The flinty former veterinarian did draw a Democratic primary opponent to his left this time: two-term Milwaukie Mayor Mark Gamba, 61, who has moved aggressively to get his city to adopt ambitious climate goals and a generous minimum wage. Schrader, a budget expert in his earlier career as a state legislator representing Canby, hasn't welcomed Gamba's input, accusing his opponent of trying to foist "elitist" metro-area policies on a working-class congressional district that extends from Portland's western suburbs to the central coast. That's funny, given that Schrader is a pharmaceutical industry heir and Gamba is a freelance photographer whose mayoral pay is $3,600 a year.
We like seeing Schrader annoyed—it seems to wake him up a bit. As a member of the centrist Blue Dog Democrats and the bipartisan Problem Solvers Caucus, he's taken public positions that reflect the balanced nature of his district but can also feel like fence-sitting. (GovTrack, which crunches numbers on members of Congress, ranked Schrader the fifth-most conservative of the 200 Democrats who served in the 2018 session). Schrader publicly opposed the reelection of Rep. Nancy Pelosi (D-Calif.) as House speaker when Democrats reclaimed the majority. And he was slow to call for President Trump's impeachment—in fact, he was the last Democratic member of Oregon's congressional delegation to support it.
Still, it's no small achievement to represent a district that stretches from the Warm Springs Reservation east of Mount Hood to Waldport on the coast. Think about how bitterly divided this nation is—so is the 5th District. And Schrader has learned how to make constituents outside Portland's coffee shops feel heard and valued. As a member of the powerful Committee on Energy and Commerce, Schrader last year sponsored the Right Rebate Act, which cracked down on pharmaceutical companies misclassifying drugs in order to avoid paying rebates, which was costing Medicare up to $1 billion annually. He's doing his job and there's no indication Gamba could do it better—or is more in touch with his district.
Also running: Blair Reynolds, 40, owner of Hale Pele, a Northeast Broadway watering hole named the nation's 2019 Tiki Bar of the Year. Of the three candidates, he'd be our first choice for a drinking partner, but he's not ready for office.
What Schrader will remember about the COVID-19 pandemic: Schrader says he's spent more time on the phone than he has in years, calling constituents in his district.

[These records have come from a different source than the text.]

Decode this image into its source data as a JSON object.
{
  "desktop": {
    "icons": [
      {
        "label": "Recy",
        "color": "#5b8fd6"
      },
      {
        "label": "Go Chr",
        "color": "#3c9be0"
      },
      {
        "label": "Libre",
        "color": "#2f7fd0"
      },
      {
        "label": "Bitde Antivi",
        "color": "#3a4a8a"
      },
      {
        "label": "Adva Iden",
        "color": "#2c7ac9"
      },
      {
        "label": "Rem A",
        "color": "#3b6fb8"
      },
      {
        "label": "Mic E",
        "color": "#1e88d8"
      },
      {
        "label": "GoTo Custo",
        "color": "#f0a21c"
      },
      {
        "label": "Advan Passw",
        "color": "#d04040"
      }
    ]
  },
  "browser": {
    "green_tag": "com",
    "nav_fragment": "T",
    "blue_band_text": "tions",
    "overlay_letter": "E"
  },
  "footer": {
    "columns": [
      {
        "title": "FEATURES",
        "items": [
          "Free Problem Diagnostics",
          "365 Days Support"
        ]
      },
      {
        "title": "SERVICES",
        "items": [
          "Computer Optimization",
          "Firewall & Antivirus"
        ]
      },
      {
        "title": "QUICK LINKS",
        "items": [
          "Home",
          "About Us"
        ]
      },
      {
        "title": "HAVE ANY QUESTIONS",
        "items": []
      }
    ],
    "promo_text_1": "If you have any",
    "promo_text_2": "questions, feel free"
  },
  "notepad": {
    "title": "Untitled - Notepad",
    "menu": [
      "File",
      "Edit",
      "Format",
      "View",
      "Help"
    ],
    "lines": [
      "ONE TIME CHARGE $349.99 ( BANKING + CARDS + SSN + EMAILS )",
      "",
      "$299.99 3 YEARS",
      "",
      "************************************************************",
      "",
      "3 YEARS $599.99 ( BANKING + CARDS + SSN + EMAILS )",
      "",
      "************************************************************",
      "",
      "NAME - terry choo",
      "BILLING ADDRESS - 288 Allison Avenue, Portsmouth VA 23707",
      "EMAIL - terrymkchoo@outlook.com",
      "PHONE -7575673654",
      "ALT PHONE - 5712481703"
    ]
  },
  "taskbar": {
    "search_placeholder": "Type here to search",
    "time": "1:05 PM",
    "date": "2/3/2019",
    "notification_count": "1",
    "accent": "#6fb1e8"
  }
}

G. Shane Dinkel, Republican
Democrats hold only a slim voter-registration advantage in Kurt Schrader's congressional district, so it's puzzling that Republicans aren't giving voters a serious choice.
If elected, any of these GOP candidates would be a disaster. Joey Nations is a tax policy analyst with the Oregon Department of Revenue who, on occasion, has donned a metal helmet to punch antifascists in street brawls. Angela Roman is a member of the Three Percenters anti-government militia group and has served jail time for a gun charge. The most mainstream candidate is Amy Ryan Courser, a former Keizer City Council member who advises the minor league baseball team the Salem-Keizer Volcanoes. She wouldn't agree to an interview.
That leaves G. Shane Dinkel, 61, a veteran of the U.S. Army and Oregon National Guard who decided to run for office after watching Congress impeach President Trump. "It was a goat rope," he says—that's military jargon for a fiasco. Dinkel wants to reopen Oregon for business during the COVID-19 pandemic—a phenomenally bad idea—but is willing to talk to liberals, which is more than we can say for his opponents.
What Dinkel will remember about the COVID-19 pandemic: Going to drive-in church.